With Rome, the main question was, Where do faith and good works fit in, in relation to Christ? How do we poor sinners get Christ for a Savior? How do we obtain a gracious Father in heaven? Is it like Rome was saying, that faith and good works work together, so that gradually, eventually, hopefully at the end of a person’s life he will have done enough to deserve to have fellowship with Christ Jesus and to hear that blessed verdict of “righteous”—justified?

Or is it like the Lutherans were saying, that Christ gave Himself freely for all people on the cross and now gives Himself freely to all in the Gospel, that all might trust in Him and in that way have Him for a Savior, who even now is our Mediator before the Father, who even now stands between that believers and the accusations of the devil? As Jesus taught His disciples in the Gospel, good works come as a blessed result, as a product, as a “fruit” of a person already being joined to Jesus by faith. If a person is in Christ by faith, like a branch that’s in a vine, then he already has Christ and everything that Christ has, including righteousness before God. If a person has Christ by faith, then he is justified here and now, by that faith alone—by His very attachment to Christ, not by the good works that follow.

But, as the Lutherans have always said, as Jesus said in the Gospel, good works must necessarily follow faith and justification. Honoring God and His commandments, loving your neighbor—those aren’t optional things for the Christian. They’re necessary. But not to earn grace. Not to merit the forgiveness of sins. They’re necessary because God wants them done, and God is praised when they are done. And if we have faith in Christ, then that matters to us. If we have faith in Christ, then we have the power of His Holy Spirit to do the works that please God, as dear children obey their dear Father.
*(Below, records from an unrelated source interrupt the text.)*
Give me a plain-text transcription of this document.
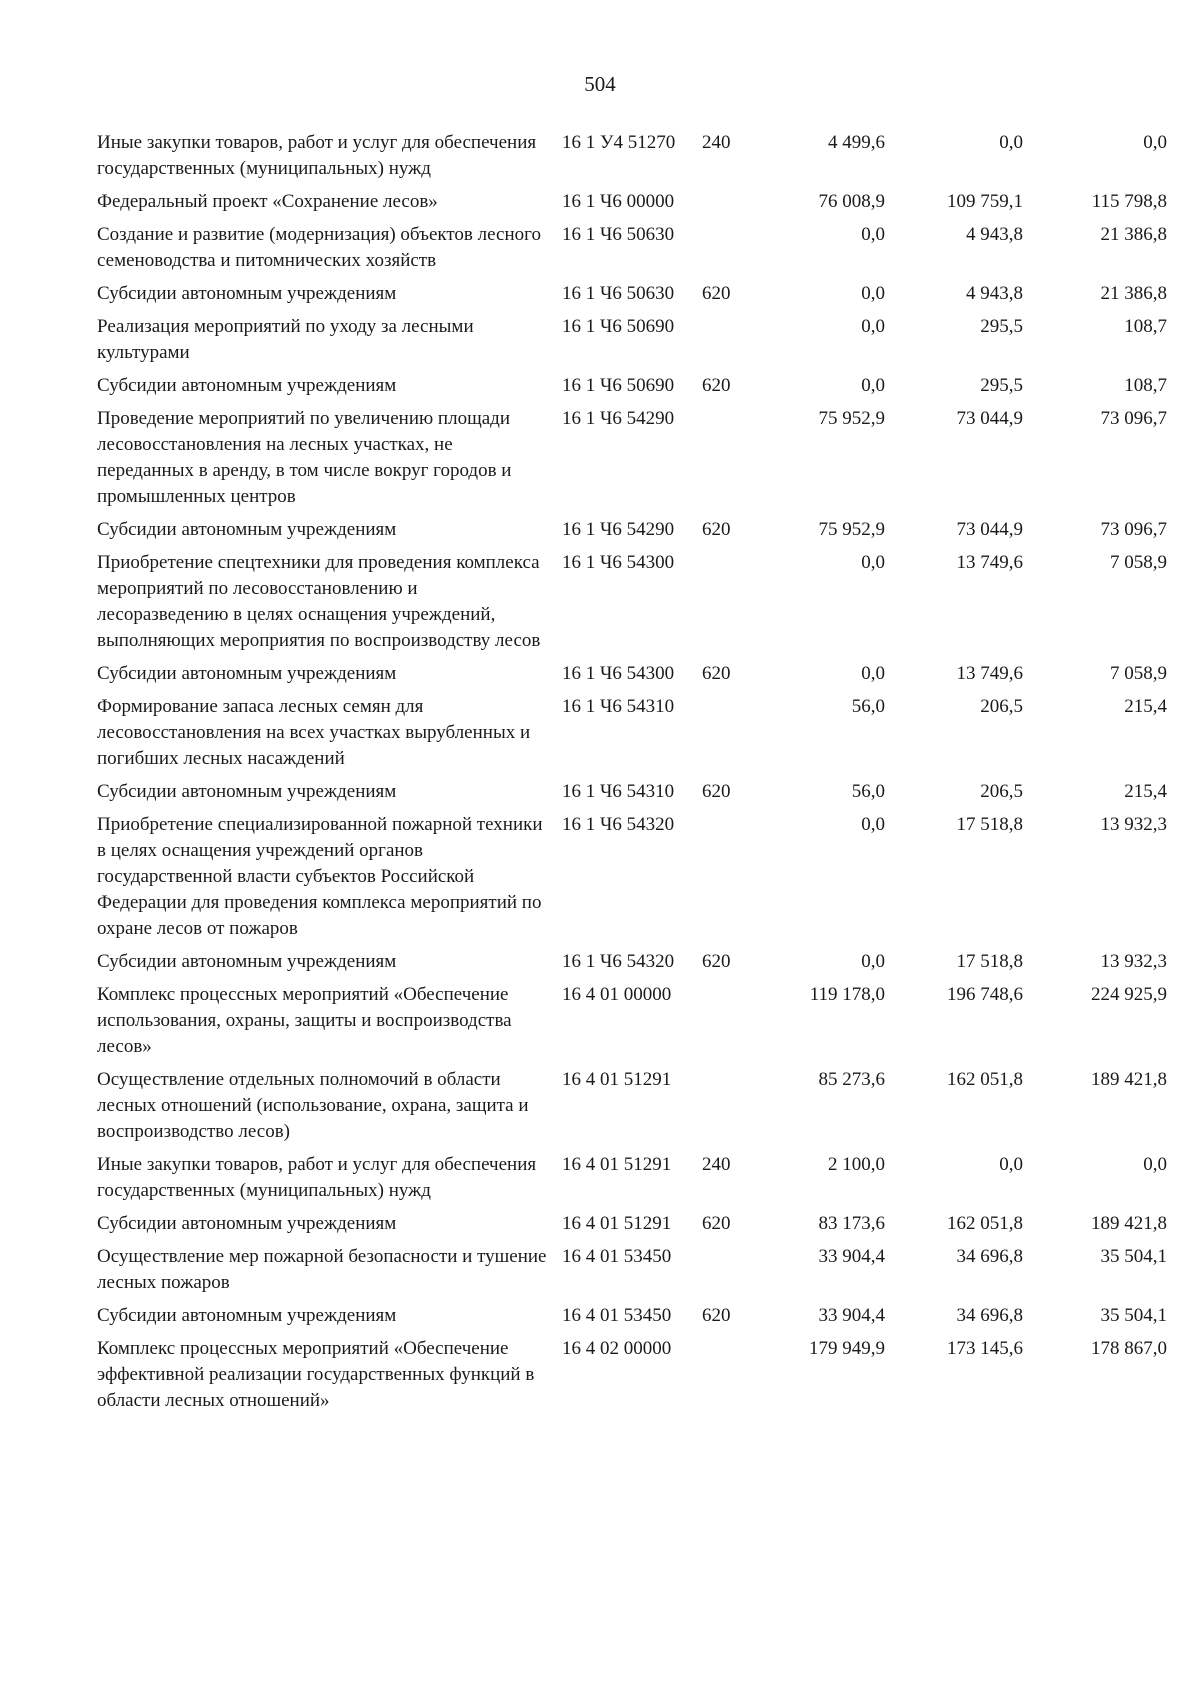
504
Иные закупки товаров, работ и услуг для обеспечения государственных (муниципальных) нужд	16 1 У4 51270	240	4 499,6	0,0	0,0
Федеральный проект «Сохранение лесов»	16 1 Ч6 00000		76 008,9	109 759,1	115 798,8
Создание и развитие (модернизация) объектов лесного семеноводства и питомнических хозяйств	16 1 Ч6 50630		0,0	4 943,8	21 386,8
Субсидии автономным учреждениям	16 1 Ч6 50630	620	0,0	4 943,8	21 386,8
Реализация мероприятий по уходу за лесными культурами	16 1 Ч6 50690		0,0	295,5	108,7
Субсидии автономным учреждениям	16 1 Ч6 50690	620	0,0	295,5	108,7
Проведение мероприятий по увеличению площади лесовосстановления на лесных участках, не переданных в аренду, в том числе вокруг городов и промышленных центров	16 1 Ч6 54290		75 952,9	73 044,9	73 096,7
Субсидии автономным учреждениям	16 1 Ч6 54290	620	75 952,9	73 044,9	73 096,7
Приобретение спецтехники для проведения комплекса мероприятий по лесовосстановлению и лесоразведению в целях оснащения учреждений, выполняющих мероприятия по воспроизводству лесов	16 1 Ч6 54300		0,0	13 749,6	7 058,9
Субсидии автономным учреждениям	16 1 Ч6 54300	620	0,0	13 749,6	7 058,9
Формирование запаса лесных семян для лесовосстановления на всех участках вырубленных и погибших лесных насаждений	16 1 Ч6 54310		56,0	206,5	215,4
Субсидии автономным учреждениям	16 1 Ч6 54310	620	56,0	206,5	215,4
Приобретение специализированной пожарной техники в целях оснащения учреждений органов государственной власти субъектов Российской Федерации для проведения комплекса мероприятий по охране лесов от пожаров	16 1 Ч6 54320		0,0	17 518,8	13 932,3
Субсидии автономным учреждениям	16 1 Ч6 54320	620	0,0	17 518,8	13 932,3
Комплекс процессных мероприятий «Обеспечение использования, охраны, защиты и воспроизводства лесов»	16 4 01 00000		119 178,0	196 748,6	224 925,9
Осуществление отдельных полномочий в области лесных отношений (использование, охрана, защита и воспроизводство лесов)	16 4 01 51291		85 273,6	162 051,8	189 421,8
Иные закупки товаров, работ и услуг для обеспечения государственных (муниципальных) нужд	16 4 01 51291	240	2 100,0	0,0	0,0
Субсидии автономным учреждениям	16 4 01 51291	620	83 173,6	162 051,8	189 421,8
Осуществление мер пожарной безопасности и тушение лесных пожаров	16 4 01 53450		33 904,4	34 696,8	35 504,1
Субсидии автономным учреждениям	16 4 01 53450	620	33 904,4	34 696,8	35 504,1
Комплекс процессных мероприятий «Обеспечение эффективной реализации государственных функций в области лесных отношений»	16 4 02 00000		179 949,9	173 145,6	178 867,0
And where does faith come from and how is the Holy Spirit given? Those were the key questions that were in dispute between the Lutherans and the Anabaptists in 1530, and later, with the Reformed, and they remain a major point of contention still today. How does one come to be “in Christ,” and how is a person able to abide in Him?

The Anabaptists and Reformed said that God works directly on the human heart, that God doesn’t need any ministers or means of grace, that a minister’s forgiveness is not God’s forgiveness, that Baptism gives nothing, that the Lord’s Supper gives nothing but a bit of bread and wine.

But the Lutherans confessed that, according to Holy Scripture, God has chosen to work through the means of grace, through the preaching of the Gospel and the administration of the Sacraments, to convert sinners to faith in Christ, to give grace, to forgive sins, and to feed the branches with the very body and blood of the true Vine.

As I hope you can see from what you confessed today from the Augsburg Confession, everything that was confessed at Augsburg was for the purpose of being faithful to the Holy Scriptures, so that sinners can have confidence before God. So that sinners can have comfort. And ultimately, so that sinners can have Christ and abide in Christ and so have all the eternal benefits that He earned for us. May we, too, abide in Christ Jesus, our Lord, by faith! And may the words we have confessed today continue to be our confession, before God and the world! For with the heart one believes unto righteousness, and with the mouth confession is made unto salvation. For the Scripture says…, “whoever calls on the name of the LORD shall be saved. Amen.